With one half of a cardio-resuscitation unit clasped in each hand, Spotty brought the ends together on the corpse’s temples. A beaming grin was clearly visible beyond the dark glass in his mask. The only thing visible of Lawrence, Spotty’s nephew, were his eyes above the rim of the operating trolley. They widened with delight as the body buzzed, the legs frog-kicked and one big toe shot through the window in a twist of smoke.
Spotty lowered the wires and lifted his visor.
“Wow! Cool Uncle Roger!” Lawrence grinned, rubbing his hands together with such excitement they almost burst into flames. “What else can y’ make it do?”
“Ever seen a human brain, Loz?” Spotty picked up the chainsaw and gave his nephew the thumbs up signal.
“All right! Go for it, Unc!”
The rip of the starter cord being pulled! The cough of the engine kicking into life. The angry growl of the chain rattling at high speed round its housing, and Spotty Dribblesthwaite brought the tool slowly down onto Queen Victoria’s skull. For a moment its pitch changed as the blade dug deeply into the flesh.
Lawrence watched, his eyes growing in amazement. Spotty leaned into his work with deliberation, slicing the cranium with the ease of a hot knife through a buttered egg. At length he stood upright confused, blinking at the sight that confronted him. “That’s odd!” He gave Queen Victoria’s head a prod. “I’ve never seen owt like that before!”
At this point in our adventure we must make a short detour. If the reader would like to accompany me to the rain-swept hills, we’re about to return to Old Crompton’s Crag.

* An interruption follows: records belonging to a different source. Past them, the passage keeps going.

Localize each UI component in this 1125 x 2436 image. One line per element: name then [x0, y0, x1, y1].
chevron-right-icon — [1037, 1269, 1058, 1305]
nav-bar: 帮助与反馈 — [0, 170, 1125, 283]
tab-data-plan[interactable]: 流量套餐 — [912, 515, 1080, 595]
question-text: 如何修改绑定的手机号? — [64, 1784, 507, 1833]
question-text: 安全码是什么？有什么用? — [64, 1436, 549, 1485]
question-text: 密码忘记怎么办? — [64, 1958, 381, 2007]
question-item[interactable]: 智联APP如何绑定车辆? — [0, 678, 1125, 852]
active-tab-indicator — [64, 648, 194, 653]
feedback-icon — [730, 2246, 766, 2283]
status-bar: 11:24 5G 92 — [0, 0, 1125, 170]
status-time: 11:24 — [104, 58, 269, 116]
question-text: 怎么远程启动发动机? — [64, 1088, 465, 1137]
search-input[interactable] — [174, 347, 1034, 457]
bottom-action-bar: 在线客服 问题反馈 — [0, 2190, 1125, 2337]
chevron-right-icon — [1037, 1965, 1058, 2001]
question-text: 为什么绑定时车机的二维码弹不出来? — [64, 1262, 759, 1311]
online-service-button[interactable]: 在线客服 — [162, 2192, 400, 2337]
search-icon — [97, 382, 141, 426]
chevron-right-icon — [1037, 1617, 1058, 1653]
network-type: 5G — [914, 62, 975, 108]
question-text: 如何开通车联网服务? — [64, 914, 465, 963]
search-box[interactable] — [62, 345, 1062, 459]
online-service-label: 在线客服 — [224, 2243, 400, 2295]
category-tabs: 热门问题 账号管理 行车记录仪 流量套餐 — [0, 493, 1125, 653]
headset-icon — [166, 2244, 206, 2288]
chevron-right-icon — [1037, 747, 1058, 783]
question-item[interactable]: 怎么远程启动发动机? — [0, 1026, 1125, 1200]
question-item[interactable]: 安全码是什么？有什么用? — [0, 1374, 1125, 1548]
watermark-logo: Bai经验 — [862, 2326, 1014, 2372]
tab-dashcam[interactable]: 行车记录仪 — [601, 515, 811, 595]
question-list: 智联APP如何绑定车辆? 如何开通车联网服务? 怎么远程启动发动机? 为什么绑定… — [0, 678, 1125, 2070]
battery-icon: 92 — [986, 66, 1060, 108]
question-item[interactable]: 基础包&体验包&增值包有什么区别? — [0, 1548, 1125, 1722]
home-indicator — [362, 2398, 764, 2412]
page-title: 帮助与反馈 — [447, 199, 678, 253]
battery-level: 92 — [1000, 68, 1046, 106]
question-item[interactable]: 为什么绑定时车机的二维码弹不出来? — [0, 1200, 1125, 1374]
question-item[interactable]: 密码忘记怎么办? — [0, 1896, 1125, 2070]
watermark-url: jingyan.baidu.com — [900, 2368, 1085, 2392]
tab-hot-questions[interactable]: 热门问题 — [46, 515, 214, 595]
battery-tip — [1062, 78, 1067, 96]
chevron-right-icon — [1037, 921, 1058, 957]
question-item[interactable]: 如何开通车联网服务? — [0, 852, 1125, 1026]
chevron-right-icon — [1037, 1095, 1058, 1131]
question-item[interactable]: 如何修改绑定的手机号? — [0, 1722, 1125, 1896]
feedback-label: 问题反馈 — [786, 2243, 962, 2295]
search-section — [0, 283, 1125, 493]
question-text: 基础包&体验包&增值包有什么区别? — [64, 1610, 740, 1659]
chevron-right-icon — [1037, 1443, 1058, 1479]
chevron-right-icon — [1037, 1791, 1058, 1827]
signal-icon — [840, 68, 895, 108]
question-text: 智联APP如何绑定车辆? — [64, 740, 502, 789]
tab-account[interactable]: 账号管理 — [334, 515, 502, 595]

The inky clouds had sunk into troughs. Now ghostly legs of marsh gas had risen from the damp turf as though attempting to make a marquee of the sky.
Creating divots with his walking stick, Flinders Peterson scanned the patch of earth immediately before him with his metal detector. Every so often a whine would echo from his headphones. Flinders stumbled on, almost blinded to the weather by his eagerness.
The ruins of Greyminster Abbey were s
eldom frequented, shrouded in legend and superstition as they were. And, on this occasion, a blanket of dirty mist. Enough boggarts reputedly existed around these ancient stones to put the mainly-retired population off ever visiting. Most old folk still lived in the previous century, their staunch beliefs in Pagan matters being impossible to temper.
The abbey itself wasn’t so much a building as a scallop of rocks. A couple of gargoyles were all that remained to guard its secrets with snarling mouths and unfeasibly large genitals.
Flinders whistled as he stalked the gravestones, his false leg forcing him to move in the fashion of a tin soldier. The rain was drumming on the soggy brim of his hat. It had been flattened out over the years and a feather added to the colourful band for the sake of style.
Exactly how Flinders had lost his left leg was a bit of a mystery, despite having been the topic of several drunken conversations in the Thatch.
Regardless of how Hollywood might portray disabled people, Flinders wasn’t what you’d call a stunner. Some would describe him as ‘serious’ in disposition although ‘serious’ can often be confused for ‘bloody miserable’.
He reached the altar and noticed a pair of bespectacled eyes staring over the remains of the chapel window. They blinked through the rain, seemingly bemused by his being there.
They were attached to a plump white rabbit wearing a chequered waistcoat.
For a moment the two of them stared at each other with mutual suspicion.
Then the rabbit sprang down and charged across the lawn. The spikes in its feet, that had once held it to the floor of some taxidermist’s cabinet, made its progress difficult.
Moments later it head-butted Flinders in the stomach.
Flinders crumpled, the earphones flying from his head as he hit the ground.